The Republican National Committee chair turned NBC politics analyst Ronna McDaniel “enabled criminality and depravity” in her support for Donald Trump’s attempt to overturn the 2020 election, the former congresswoman Liz Cheney said as controversy swirled over McDaniel’s media role.
“Ronna facilitated Trump’s corrupt fake elector plot and his effort to pressure Michigan officials not to certify the legitimate election outcome,” Cheney, a Republican who was vice-chair of the House January 6 committee, wrote on social media.
“She spread his lies and called January 6 ‘legitimate political discourse’. That’s not ‘taking one for the team’. It’s enabling criminality and depravity.”
McDaniel rose in Republican politics as a member of the powerful Romney family before reportedly dropping the name at Trump’s behest and becoming RNC chair in 2017.
In February 2022, the RNC said Cheney and Adam Kinzinger, the other anti-Trump Republican on the committee that investigated the deadly attack on Congress on 6 January 2021, were engaged in the “persecution of ordinary citizens engaged in legitimate political discourse”.
Cheney lost her seat in Congress that year. Kinzinger chose to retire. McDaniel was eased out of the RNC last month, to be replaced in part by Lara Trump, the former president’s daughter-in-law.
McDaniel’s NBC role was announced last week. On Sunday, she appeared on Meet the Press, the flagship politics show.

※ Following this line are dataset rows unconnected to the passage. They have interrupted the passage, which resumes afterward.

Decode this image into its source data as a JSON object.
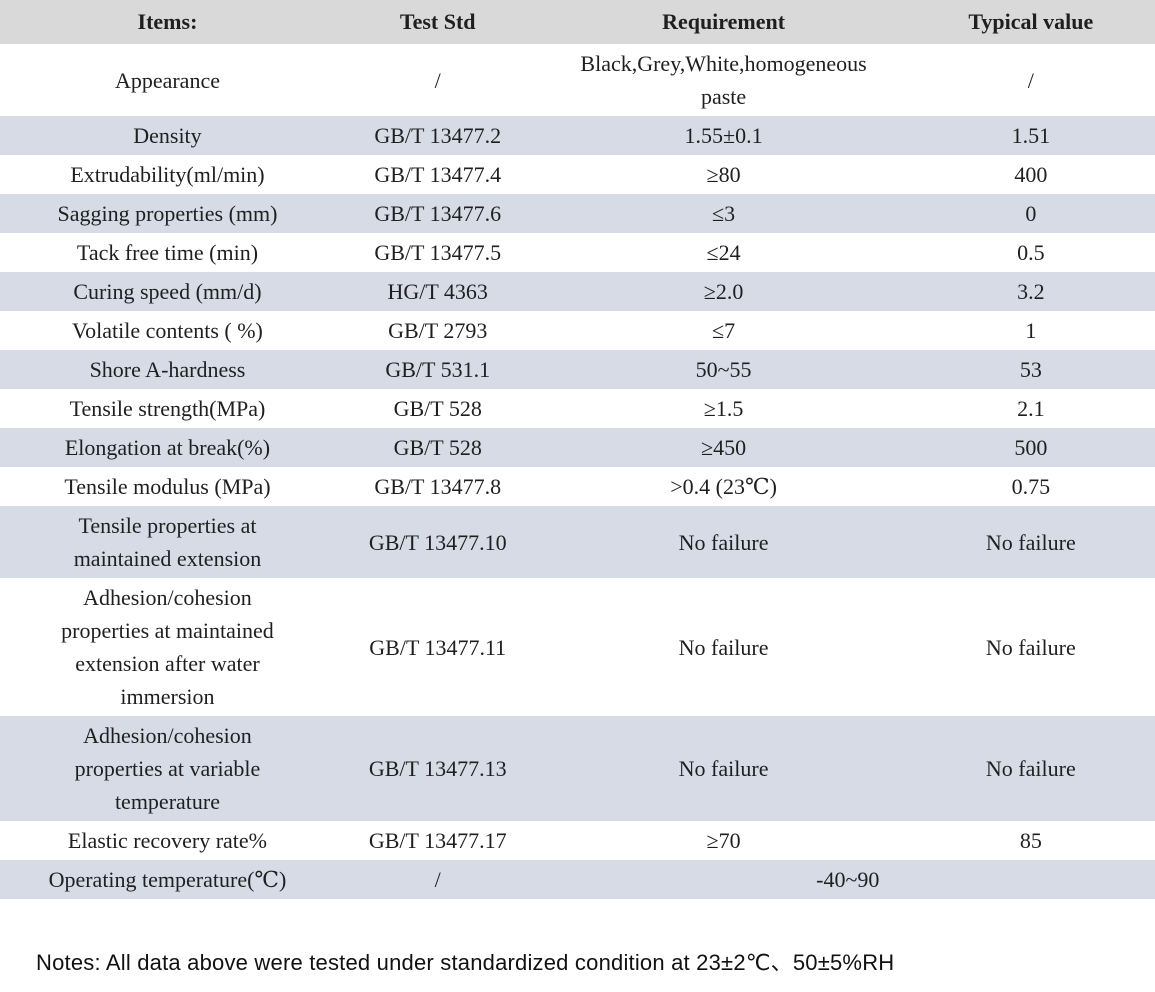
{
  "colors": {
    "header_bg": "#d9d9d9",
    "row_alt_bg": "#d6dbe5",
    "row_bg": "#ffffff",
    "text": "#1f1f1f"
  },
  "table": {
    "headers": [
      "Items:",
      "Test Std",
      "Requirement",
      "Typical value"
    ],
    "rows": [
      {
        "item": "Appearance",
        "std": "/",
        "req": "Black,Grey,White,homogeneous paste",
        "typ": "/"
      },
      {
        "item": "Density",
        "std": "GB/T 13477.2",
        "req": "1.55±0.1",
        "typ": "1.51"
      },
      {
        "item": "Extrudability(ml/min)",
        "std": "GB/T 13477.4",
        "req": "≥80",
        "typ": "400"
      },
      {
        "item": "Sagging properties (mm)",
        "std": "GB/T 13477.6",
        "req": "≤3",
        "typ": "0"
      },
      {
        "item": "Tack free time (min)",
        "std": "GB/T 13477.5",
        "req": "≤24",
        "typ": "0.5"
      },
      {
        "item": "Curing speed (mm/d)",
        "std": "HG/T 4363",
        "req": "≥2.0",
        "typ": "3.2"
      },
      {
        "item": "Volatile contents ( %)",
        "std": "GB/T 2793",
        "req": "≤7",
        "typ": "1"
      },
      {
        "item": "Shore A-hardness",
        "std": "GB/T 531.1",
        "req": "50~55",
        "typ": "53"
      },
      {
        "item": "Tensile strength(MPa)",
        "std": "GB/T 528",
        "req": "≥1.5",
        "typ": "2.1"
      },
      {
        "item": "Elongation at break(%)",
        "std": "GB/T 528",
        "req": "≥450",
        "typ": "500"
      },
      {
        "item": "Tensile modulus (MPa)",
        "std": "GB/T 13477.8",
        "req": ">0.4 (23℃)",
        "typ": "0.75"
      },
      {
        "item": "Tensile properties at maintained extension",
        "std": "GB/T 13477.10",
        "req": "No failure",
        "typ": "No failure"
      },
      {
        "item": "Adhesion/cohesion properties at maintained extension after water immersion",
        "std": "GB/T 13477.11",
        "req": "No failure",
        "typ": "No failure"
      },
      {
        "item": "Adhesion/cohesion properties at variable temperature",
        "std": "GB/T 13477.13",
        "req": "No failure",
        "typ": "No failure"
      },
      {
        "item": "Elastic recovery rate%",
        "std": "GB/T 13477.17",
        "req": "≥70",
        "typ": "85"
      },
      {
        "item": "Operating temperature(℃)",
        "std": "/",
        "req": "-40~90",
        "merged": true
      }
    ]
  },
  "notes": "Notes: All data above were tested under standardized condition at 23±2℃、50±5%RH"
}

Characterising her support for Trump’s election fraud lies as “taking one for the whole team”, she said she did “not think violence should be in our political discourse” and that Biden won “fair and square” – but still claimed it was “fair to say there were problems [with battleground state elections] in 2020”.
A former Meet the Press host, Chuck Todd, issued an on-air protest.
“There’s a reason why there’s a lot of journalists at NBC News uncomfortable with this,” he told the current host, Kristin Welker, “because many of our professional dealings with the RNC over the last six years have been met with gaslighting, have been met with character assassination.”
Monday brought proliferating reports of staff discontent – and its open expression by two of the network’s biggest names.
On Morning Joe, the MSNBC show that often sets the Washington agenda, co-host Joe Scarborough, a former Republican congressman, said: “We’ve been inundated with calls this weekend, as have most people connected with this network, about NBC’s decision to hire” McDaniel.
“We learned about the hiring when we read about it in the press on Friday. We weren’t asked our opinion of the hiring but if we were, we would have strongly objected to it for several reasons including, but not limited to, as lawyers might say, Miss McDaniel’s role in Donald Trump’s fake elector scheme and her pressuring election officials to not certify election results while Donald Trump was on the phone.”
Scarborough’s wife and co-host, Mika Brzezinski, said: “To be clear, we believe NBC news should seek out conservative Republican voices to provide balance in their election coverage.
“But it should be conservative Republicans, not a person who used her position of power to be an anti-democracy election denier. And we hope NBC will reconsider its decision. It goes without saying that she will not be a guest on Morning Joe in her capacity as a paid contributor. Here’s why.”
There followed a compilation of McDaniel’s comments about the 2020 election, which Brzezinski called “exhausting”.
Later, the host, Nicole Wallace – once White House communications director for George W Bush – told viewers NBC had, by hiring McDaniel, “wittingly or unwittingly” told election deniers they could spread Trump’s lies on “our sacred airwaves”.
One of Wallace’s guests, Yale historian Timothy Snyder, author of the book On Tyranny, said: “What NBC has done of its own volition is bring into a very important conversation about democracy, one which is going to take place for the next seven months or so, someone who … tried to disassemble our democracy. Who personally took part in an attempt to undo the American system.”
NBC, Snyder said, was making an “adjustment in advance” of a possible Trump victory: “So yeah, I think this is pretty bad.”
As observers waited to see what primetime stars including Jen Psaki and Rachel Madow might say on Monday night, disquiet was also reported over McDaniel’s reported $300,000 deal.
“Across MSNBC they have been cutting contributors,” an unnamed host told Politico. “So everyone’s like, what the fuck? You found 300 for her?”
Later on Monday, the union group NBC News Guild, said on social media: “Two weeks before NBC News proudly announced the hiring of Ronna McDaniel, execs illegally terminated 13 union journalists.”
No explanation was offered for the layoffs, the Guild said, adding: “Actions speak clearly – NBC prioritised an election denier over its own reporters.
“Ronna encouraged a lie that many of our own journalists have spent countless hours debunking. Our journalism is tarnished by … executives elevating a liar over the workers who have spent years delivering the kind of reporting that our newsrooms are typically known for.”
NBC did not comment, nor did McDaniel.